Comentários da Casa Publicadora Brasileira

por: Ruben Aguilar

O motorista, quando aciona a chave para ligar o motor do seu veículo, manifesta duas atitudes conscientes para concretizar a atividade desejada: conhecimento e confiança. Tal motorista sabe que a máquina que pretende usar foi fabricada para efetuar o transporte de pessoas; e ao mesmo tempo acredita que aquela complexa máquina funcionará com eficácia. De maneira geral, toda atividade, seja na área tecnológica ou científica, para ser realizada, requer essas duas expressões da pessoa humana.

Os eventos passados que fazem parte da História, geral ou biográfica, igualmente precisam do conhecimento de certas evidências e uma dose de confiança ou fé, para ser aceitos como acontecimentos reais. Os documentos que registram determinado evento produzem, ao mesmo tempo, um vazio amplo de detalhes não relatados. O maior número de documentos, contrariamente ao esperado, amplia o espaço de detalhes ignorados. Em geral, o vazio de detalhes é preenchido pela fé, depositada no próprio registro documentário ou nos resultados de experiências semelhantes.

Existe uma tendência de considerar como evento real só o que pode ser documentado, a despeito de opiniões pessoais, referidas sobre o caso. Essa tendência atenta negativamente contra o parecer ou registro de quem processa a narrativa histórica. Um exemplo extensivo dessa tendência é a relativa à vida de Jesus. Pessoas que propagam essa forma de interpretar a historicidade de Jesus aceitam unicamente o que pode ter acontecido com o Mestre galileu, seguindo os padrões de vida e comportamento de um ser humano comum da Sua época. Obviamente, negam os fatos portentosos realizados por Jesus, como: a multiplicação dos pães, a cura dos paralíticos, a visão devolvida aos cegos, a ressurreição de Lázaro, Sua própria ressurreição, etc. Esse procedimento é uma forma extremada de analisar e relatar o tema do Cristo histórico.
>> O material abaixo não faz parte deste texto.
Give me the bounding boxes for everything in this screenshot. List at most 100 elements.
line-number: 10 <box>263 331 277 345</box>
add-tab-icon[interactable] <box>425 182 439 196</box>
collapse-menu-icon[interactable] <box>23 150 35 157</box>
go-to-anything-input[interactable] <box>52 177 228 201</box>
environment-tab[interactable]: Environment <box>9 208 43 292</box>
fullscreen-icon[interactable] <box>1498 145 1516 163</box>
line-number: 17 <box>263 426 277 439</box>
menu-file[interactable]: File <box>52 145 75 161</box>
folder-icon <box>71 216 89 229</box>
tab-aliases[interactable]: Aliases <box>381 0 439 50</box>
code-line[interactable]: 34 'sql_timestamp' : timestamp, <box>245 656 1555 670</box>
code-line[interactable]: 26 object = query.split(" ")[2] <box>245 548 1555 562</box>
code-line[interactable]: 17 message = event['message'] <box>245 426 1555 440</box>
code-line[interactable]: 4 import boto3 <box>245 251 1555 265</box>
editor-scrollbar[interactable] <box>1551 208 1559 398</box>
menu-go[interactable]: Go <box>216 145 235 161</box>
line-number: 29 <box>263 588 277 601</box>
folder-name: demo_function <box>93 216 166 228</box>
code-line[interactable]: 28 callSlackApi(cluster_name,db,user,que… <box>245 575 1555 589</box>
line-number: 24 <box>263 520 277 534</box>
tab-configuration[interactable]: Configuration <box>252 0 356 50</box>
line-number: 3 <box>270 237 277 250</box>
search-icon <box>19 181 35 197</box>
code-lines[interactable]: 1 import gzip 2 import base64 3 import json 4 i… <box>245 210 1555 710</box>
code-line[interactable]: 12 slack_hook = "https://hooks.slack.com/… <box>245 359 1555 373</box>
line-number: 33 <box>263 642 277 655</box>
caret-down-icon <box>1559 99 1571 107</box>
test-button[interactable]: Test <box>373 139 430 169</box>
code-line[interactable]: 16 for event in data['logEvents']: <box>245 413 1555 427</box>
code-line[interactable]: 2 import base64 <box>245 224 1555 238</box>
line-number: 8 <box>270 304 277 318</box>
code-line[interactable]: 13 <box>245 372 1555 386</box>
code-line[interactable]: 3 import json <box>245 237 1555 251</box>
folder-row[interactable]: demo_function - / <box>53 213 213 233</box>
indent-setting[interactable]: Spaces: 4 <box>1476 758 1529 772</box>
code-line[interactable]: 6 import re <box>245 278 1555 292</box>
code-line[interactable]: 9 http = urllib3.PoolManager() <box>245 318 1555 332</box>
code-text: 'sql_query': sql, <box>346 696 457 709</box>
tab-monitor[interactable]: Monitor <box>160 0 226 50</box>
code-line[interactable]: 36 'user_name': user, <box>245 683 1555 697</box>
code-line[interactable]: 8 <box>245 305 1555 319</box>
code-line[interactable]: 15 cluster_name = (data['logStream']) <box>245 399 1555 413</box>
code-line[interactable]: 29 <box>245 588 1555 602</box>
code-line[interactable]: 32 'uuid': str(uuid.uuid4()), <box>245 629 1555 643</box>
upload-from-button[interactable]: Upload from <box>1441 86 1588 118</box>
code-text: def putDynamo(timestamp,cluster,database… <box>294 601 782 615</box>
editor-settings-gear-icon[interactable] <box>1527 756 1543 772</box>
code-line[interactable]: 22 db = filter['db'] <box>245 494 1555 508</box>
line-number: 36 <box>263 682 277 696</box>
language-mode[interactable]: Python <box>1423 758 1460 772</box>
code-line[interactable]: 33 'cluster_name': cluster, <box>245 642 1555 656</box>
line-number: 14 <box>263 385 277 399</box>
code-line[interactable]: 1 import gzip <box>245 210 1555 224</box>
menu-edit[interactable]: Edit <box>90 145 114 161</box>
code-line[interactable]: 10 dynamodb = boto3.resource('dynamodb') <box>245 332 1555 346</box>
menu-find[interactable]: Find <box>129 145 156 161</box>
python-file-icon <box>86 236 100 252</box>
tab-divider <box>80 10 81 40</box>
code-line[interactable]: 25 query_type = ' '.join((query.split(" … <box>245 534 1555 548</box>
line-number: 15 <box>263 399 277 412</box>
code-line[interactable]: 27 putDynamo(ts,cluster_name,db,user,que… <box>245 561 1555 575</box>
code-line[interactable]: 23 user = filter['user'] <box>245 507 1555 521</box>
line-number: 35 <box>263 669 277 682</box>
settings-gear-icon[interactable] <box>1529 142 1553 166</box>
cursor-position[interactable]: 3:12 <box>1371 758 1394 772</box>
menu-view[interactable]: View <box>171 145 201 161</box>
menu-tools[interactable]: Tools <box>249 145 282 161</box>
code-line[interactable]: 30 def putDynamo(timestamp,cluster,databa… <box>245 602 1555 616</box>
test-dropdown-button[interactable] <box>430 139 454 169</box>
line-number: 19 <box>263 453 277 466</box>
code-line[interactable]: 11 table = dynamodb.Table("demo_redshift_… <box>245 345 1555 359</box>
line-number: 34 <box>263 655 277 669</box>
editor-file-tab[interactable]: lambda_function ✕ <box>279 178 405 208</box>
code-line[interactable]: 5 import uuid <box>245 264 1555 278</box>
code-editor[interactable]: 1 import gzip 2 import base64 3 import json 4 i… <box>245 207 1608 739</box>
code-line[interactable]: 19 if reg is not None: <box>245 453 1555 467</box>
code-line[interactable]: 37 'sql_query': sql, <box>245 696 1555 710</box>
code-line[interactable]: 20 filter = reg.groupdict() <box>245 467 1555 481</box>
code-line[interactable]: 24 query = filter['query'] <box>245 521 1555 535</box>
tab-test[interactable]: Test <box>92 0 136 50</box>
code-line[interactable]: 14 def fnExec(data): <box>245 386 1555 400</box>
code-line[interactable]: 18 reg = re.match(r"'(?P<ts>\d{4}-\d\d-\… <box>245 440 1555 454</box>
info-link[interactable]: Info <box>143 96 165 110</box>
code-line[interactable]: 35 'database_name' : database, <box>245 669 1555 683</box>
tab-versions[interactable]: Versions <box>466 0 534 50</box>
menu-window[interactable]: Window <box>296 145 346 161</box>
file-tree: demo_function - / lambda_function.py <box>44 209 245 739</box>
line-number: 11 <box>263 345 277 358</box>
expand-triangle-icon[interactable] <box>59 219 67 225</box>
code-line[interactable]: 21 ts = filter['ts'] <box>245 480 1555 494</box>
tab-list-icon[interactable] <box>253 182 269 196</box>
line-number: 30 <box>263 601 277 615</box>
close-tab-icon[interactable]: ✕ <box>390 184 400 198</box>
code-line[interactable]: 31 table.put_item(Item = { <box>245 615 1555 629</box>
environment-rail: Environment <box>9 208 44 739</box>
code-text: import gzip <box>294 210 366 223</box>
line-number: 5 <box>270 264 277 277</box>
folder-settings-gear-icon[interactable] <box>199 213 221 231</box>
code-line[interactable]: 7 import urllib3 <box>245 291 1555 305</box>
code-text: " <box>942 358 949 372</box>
É imprescindível manifestar fé nos detalhes que documentos históricos não relatam. Em relação à vida de Jesus, negar os escritos evangélicos seria uma alienação das fontes históricas primárias. A morte de Jesus causou consternação e intensa frustração na mente dos Seus discípulos. Tão intenso foi esse sentimento que eles tiveram dúvidas sobre a Sua ressurreição. Mas Jesus deu “muitas provas”, “convincentes”, sobre esse fato, a tal ponto que Seus seguidores empreenderam a grande missão de difundir essa verdade. Naquele tempo, muitos acreditaram na ressurreição de Jesus, e com fé profunda, colocaram a vida no crisol do sacrifício cruento, como adoração ao Deus feito carne.

A Pregação da Palavra

O grupo de discípulos constituído por Jesus empreendeu uma atividade de obediência e dedicação à missão aceita. A adoração expressa, não mais seria nos átrios do Templo de solo anfractuoso; nem durante a cerimônia do cordeiro imolado cujo sangue escorrendo tingia o altar e as mãos do executor. A adoração passou a ser realizada sob a égide divina: “em espírito e em verdade”, devia ser efetivada na esfera do serviço; pois a verdadeira adoração deve ser tributada ao único Deus verdadeiro e, só a Ele se deve servir.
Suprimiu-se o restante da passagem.